Préservatif, pilule, stérilet… Ces méthodes contraceptives bien connues ont toutes le même objectif : éviter une grossesse non désirée. Pourtant, il en existe de nombreuses autres, parfois méconnues. (Re)découvrez-les !

Les contraceptions hormonales

Il s’agit de méthodes contraceptives à destination des femmes et qui consistent en la diffusion d’hormones féminines dans l’organisme. Sous forme d’œstrogènes et/ou de progestatifs, elles visent à bloquer l’ovulation. Ces méthodes contraceptives sont accessibles sur ordonnance.

La pilule contraceptive

On trouve deux types de pilules contraceptives :

  • Les pilules combinées ou oestroprogestatives. Elles contiennent à la fois des œstrogènes et des progestatifs. Leur efficacité est immédiate, à condition d'être toujours prises à la même fréquence, dès le 1er jour des règles. Ces pilules suppriment systématiquement l’ovulation, et peuvent être prises en continu ou avec un arrêt d’une semaine, pendant lequel il est fréquent de subir des saignements.

  • Les pilules microprogestatives. Celles-ci ne contiennent que des progestatifs et sont efficaces 48 heures après la prise du premier comprimé (le 1er jour des règles). Ces pilules ne suppriment pas forcément l’ovulation, et les patientes peuvent donc avoir leurs règles.
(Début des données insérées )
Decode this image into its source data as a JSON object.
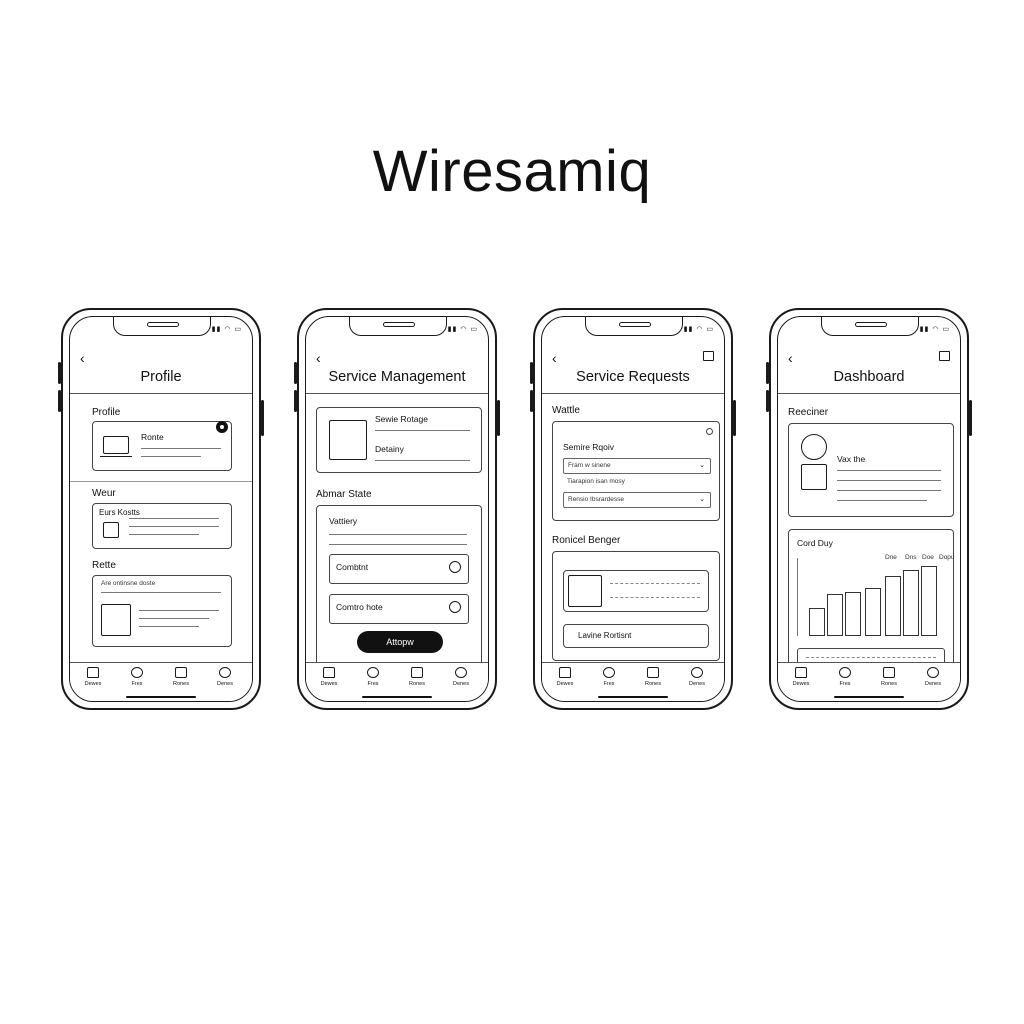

Dans les deux cas, ces produits contiennent des hormones similaires à celles fabriquées par le corps. Leur efficacité est grande si elles sont prises tous les jours et à heure régulière. Mais des oublis ou une association à d’autres médicaments peuvent en réduire les effets.

 

L’implant contraceptif

Un petit bâtonnet en plastique de la taille d’une allumette, injecté sous la peau du bras, contenant de l’étonogestrel (un progestatif) délivré en continu : voilà l’implant contraceptif. Inséré sous anesthésie locale, il permet de supprimer ensuite l’ovulation. Son avantage est qu’il peut être retiré dès que vous le souhaitez, à l’issue d’une petite incision sous anesthésie locale. Efficace au bout d’un jour, il doit être renouvelé tous les 3 ans.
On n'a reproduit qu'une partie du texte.